Combined, the Northern Triangle countries’ pending immigration cases are almost double those of Mexican cases, at 237,096 in comparison to Mexicans’ 117,653 pending immigration cases.

“The problem was created by the fact that we have built in so many layers of appeal for people who are contesting their removal from the US.,” Federation for American Immigration Reform (FAIR) spokesman Ira Mehlman told The Daily Caller News Foundation. “What the attorney have discovered is that it does two things: it generates more fees for them and it increases the chances that their client will get to remain in the US.”

While an illegal immigrant’s case is pending, they are allowed to apply for a work permit and remain in the U.S. Hondurans and Salvadorans have the added advantage of being from Temporary Protected Status (TPS) countries, according to U.S. Citizenship and Immigration Services (USCIS), which means they have special privileges that non-TPS illegal immigrants do not get.

“They [USCIS] need to remember first of all that the ‘T’ in TPS stands for Temporary. You have situations where the event that triggered TPS happened years ago,” is the central problem in the TPS system in Mehlman’s opinion.

“You look at most countries where TPS has been extended, some of these go back years and years. The argument seems to be that until these countries turn into The Garden of Eden that we’re not going to be able to ever send anybody home,” the FAIR spokesman told TheDCNF.

As illegal immigrants from TPS countries, Hondurans and Salvadorans can obtain temporary residency and cannot be deported. USCIS assigns TPS status to individuals from countries that are enduring ongoing wars or suffering in the wake of a major natural disaster.

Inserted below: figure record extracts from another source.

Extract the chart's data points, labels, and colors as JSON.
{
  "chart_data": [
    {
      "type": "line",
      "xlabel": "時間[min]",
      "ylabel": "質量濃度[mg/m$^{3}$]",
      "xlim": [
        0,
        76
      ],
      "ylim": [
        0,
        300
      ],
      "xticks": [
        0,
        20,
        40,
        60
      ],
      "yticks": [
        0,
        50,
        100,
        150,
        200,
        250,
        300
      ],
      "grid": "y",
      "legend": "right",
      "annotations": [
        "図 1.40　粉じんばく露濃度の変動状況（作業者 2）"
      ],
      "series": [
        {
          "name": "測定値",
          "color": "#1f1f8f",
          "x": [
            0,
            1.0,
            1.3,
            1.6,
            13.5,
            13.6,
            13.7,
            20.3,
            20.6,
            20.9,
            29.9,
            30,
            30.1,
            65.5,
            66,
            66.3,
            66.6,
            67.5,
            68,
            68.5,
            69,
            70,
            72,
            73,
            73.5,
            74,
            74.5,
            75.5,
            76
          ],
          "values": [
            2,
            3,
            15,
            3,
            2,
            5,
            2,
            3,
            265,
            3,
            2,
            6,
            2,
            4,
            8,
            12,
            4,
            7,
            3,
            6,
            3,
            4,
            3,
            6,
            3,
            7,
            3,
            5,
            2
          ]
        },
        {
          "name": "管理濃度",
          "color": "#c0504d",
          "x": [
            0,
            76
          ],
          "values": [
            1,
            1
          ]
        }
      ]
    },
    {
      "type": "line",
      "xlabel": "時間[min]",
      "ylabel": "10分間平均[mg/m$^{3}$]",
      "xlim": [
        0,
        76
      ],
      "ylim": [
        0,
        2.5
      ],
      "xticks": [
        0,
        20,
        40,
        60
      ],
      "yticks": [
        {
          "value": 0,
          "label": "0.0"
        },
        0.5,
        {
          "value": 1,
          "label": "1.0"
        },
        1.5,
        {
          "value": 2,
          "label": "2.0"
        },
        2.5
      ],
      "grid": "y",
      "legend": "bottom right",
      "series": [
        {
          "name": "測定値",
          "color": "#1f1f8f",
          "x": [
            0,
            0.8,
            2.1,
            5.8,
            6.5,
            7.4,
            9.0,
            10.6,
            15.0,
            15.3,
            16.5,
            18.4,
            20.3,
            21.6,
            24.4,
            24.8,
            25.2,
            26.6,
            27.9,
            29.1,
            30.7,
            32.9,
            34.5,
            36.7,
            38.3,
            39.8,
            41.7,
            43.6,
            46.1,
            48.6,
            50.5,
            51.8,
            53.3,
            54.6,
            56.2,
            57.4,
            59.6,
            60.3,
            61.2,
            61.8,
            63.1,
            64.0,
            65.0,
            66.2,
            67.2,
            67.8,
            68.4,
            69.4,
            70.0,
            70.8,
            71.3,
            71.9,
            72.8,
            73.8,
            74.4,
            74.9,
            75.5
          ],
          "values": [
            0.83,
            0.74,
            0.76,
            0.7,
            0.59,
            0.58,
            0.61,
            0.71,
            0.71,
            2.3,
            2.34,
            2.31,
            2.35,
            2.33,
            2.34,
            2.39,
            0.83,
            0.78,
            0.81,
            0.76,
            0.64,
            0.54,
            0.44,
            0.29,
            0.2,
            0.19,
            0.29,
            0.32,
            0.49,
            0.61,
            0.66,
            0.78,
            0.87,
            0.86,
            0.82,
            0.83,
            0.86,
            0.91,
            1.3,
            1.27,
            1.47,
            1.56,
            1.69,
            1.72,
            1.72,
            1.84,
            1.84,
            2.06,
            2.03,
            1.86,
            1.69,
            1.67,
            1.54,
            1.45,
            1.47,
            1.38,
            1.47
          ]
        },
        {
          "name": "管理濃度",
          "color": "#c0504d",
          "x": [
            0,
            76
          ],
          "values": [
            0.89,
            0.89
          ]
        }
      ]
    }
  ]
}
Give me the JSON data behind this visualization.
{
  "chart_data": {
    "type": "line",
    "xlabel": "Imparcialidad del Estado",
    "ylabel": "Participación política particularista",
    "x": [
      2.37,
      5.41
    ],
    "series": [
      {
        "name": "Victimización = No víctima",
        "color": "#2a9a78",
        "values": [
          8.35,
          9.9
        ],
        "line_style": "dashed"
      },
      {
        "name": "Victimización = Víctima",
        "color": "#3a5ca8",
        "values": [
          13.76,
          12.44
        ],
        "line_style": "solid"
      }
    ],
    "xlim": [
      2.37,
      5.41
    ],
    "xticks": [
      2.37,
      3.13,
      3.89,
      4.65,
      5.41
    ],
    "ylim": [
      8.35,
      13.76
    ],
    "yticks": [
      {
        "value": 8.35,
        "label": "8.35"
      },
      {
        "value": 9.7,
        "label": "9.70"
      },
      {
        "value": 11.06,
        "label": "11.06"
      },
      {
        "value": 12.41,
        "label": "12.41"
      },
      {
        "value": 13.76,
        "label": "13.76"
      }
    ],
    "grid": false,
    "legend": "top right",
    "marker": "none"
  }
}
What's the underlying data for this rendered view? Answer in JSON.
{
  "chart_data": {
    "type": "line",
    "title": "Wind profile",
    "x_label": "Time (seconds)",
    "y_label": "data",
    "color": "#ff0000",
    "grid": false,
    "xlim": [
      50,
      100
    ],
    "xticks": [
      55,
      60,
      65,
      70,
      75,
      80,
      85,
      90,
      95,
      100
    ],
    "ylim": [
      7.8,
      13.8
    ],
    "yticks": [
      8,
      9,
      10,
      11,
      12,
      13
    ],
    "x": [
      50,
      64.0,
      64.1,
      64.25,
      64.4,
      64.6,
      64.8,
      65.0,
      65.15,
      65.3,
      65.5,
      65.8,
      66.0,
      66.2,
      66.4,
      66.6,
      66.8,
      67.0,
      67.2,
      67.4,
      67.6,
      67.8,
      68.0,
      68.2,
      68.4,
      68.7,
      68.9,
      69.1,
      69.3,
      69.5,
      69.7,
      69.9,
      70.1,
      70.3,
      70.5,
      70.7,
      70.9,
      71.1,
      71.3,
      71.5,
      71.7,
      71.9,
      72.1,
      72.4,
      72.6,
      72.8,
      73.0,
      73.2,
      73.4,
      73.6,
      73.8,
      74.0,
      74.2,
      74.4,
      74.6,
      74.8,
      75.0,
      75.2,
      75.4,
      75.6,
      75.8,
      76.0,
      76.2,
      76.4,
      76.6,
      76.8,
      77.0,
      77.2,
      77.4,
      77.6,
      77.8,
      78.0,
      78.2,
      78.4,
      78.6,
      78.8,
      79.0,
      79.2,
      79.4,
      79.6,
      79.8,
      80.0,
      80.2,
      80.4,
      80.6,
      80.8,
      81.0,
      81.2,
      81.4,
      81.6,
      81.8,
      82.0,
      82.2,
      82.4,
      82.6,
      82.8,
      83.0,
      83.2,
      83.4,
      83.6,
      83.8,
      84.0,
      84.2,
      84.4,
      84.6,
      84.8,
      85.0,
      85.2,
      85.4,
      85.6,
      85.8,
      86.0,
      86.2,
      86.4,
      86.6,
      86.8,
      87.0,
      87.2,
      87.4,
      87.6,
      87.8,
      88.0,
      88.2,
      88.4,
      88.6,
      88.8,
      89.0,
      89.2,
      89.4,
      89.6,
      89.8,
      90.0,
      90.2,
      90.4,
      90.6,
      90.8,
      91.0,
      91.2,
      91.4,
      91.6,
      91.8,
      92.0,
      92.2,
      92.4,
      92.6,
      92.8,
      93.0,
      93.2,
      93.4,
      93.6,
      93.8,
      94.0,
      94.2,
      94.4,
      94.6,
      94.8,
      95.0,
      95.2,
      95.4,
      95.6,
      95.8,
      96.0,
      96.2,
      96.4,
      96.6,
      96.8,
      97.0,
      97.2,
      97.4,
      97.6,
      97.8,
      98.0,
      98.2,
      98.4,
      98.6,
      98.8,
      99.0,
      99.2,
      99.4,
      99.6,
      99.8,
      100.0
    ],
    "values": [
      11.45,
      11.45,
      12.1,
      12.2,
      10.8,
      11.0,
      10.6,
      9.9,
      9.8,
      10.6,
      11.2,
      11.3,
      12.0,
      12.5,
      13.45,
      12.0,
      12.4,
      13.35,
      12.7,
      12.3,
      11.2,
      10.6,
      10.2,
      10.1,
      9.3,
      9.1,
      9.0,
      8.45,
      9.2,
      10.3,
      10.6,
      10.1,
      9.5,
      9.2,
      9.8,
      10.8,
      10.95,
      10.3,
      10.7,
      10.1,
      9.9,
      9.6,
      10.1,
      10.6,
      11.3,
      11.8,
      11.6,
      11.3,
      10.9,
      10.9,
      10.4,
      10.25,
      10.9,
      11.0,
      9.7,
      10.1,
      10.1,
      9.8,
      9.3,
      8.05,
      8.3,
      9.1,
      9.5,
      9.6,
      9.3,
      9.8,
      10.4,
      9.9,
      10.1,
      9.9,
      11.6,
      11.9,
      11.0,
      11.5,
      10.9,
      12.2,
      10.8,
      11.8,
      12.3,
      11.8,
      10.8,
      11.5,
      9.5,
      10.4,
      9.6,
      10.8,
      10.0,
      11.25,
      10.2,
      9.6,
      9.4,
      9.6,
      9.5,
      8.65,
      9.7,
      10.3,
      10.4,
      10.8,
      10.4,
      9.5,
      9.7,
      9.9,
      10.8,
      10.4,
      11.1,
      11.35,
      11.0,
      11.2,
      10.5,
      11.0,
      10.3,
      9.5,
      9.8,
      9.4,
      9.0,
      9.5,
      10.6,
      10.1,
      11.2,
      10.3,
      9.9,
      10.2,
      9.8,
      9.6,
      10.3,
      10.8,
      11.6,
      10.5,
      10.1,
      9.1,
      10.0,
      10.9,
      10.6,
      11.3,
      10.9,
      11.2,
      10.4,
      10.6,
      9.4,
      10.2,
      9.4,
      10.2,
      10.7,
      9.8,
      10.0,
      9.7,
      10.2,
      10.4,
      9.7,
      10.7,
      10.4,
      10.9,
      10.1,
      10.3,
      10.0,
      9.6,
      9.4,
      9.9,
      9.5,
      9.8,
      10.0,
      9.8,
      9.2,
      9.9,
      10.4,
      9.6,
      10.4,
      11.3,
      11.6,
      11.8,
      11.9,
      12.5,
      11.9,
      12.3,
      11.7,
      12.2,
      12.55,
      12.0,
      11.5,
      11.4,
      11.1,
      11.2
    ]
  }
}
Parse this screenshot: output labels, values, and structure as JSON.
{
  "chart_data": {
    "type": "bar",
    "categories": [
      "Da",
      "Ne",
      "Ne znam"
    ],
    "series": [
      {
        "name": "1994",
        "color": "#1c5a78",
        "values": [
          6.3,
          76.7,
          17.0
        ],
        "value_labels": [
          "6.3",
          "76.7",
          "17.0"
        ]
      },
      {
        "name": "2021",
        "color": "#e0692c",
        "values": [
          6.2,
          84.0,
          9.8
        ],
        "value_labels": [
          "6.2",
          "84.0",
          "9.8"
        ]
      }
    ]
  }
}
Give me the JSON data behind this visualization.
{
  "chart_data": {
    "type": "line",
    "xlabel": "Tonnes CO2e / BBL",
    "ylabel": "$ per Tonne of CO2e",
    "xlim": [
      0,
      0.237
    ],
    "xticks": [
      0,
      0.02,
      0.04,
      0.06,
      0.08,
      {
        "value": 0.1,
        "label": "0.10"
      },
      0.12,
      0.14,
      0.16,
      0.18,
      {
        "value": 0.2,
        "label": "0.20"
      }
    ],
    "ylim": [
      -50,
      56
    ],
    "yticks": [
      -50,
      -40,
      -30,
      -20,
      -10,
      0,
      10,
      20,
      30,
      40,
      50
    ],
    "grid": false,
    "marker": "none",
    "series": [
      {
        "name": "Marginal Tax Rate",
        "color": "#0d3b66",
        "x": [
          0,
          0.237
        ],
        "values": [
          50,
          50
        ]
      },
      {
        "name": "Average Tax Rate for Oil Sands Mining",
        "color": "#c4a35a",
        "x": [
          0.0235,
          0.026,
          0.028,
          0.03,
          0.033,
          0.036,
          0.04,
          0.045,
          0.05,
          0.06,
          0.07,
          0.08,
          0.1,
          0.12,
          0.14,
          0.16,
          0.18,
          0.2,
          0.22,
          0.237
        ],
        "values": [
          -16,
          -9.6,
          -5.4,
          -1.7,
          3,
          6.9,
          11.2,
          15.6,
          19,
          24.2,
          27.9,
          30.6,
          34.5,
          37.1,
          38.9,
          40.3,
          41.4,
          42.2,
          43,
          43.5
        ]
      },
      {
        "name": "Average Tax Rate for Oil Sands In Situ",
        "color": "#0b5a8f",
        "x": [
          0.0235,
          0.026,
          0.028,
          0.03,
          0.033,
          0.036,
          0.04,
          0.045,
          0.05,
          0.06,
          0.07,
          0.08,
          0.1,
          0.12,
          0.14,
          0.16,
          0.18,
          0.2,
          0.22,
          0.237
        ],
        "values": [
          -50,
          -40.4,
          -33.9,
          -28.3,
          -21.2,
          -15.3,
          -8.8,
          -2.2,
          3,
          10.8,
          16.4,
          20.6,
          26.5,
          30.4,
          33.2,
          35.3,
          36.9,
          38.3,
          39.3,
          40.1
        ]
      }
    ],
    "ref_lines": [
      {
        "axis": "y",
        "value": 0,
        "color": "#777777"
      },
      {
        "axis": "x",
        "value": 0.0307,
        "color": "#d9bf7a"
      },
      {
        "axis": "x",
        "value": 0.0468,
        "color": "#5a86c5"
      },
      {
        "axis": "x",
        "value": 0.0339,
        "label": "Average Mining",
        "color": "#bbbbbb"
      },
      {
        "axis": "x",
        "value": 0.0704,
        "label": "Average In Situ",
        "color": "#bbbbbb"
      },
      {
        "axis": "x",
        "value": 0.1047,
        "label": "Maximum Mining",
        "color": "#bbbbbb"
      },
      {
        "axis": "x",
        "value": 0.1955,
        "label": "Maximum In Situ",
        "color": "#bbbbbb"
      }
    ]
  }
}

Syria is another TPS country. The war-torn Middle Eastern country currently has 906 pending immigration cases.

TheDCNF reached out to the Senate Committee on the Judiciary and the House Judiciary Committee for comment. The Senate Committee on the Judiciary did not get back to TheDCNF. The House Judiciary Committee referred TheDCNF to two bills that were not directly pertinent to the court system’s backlog.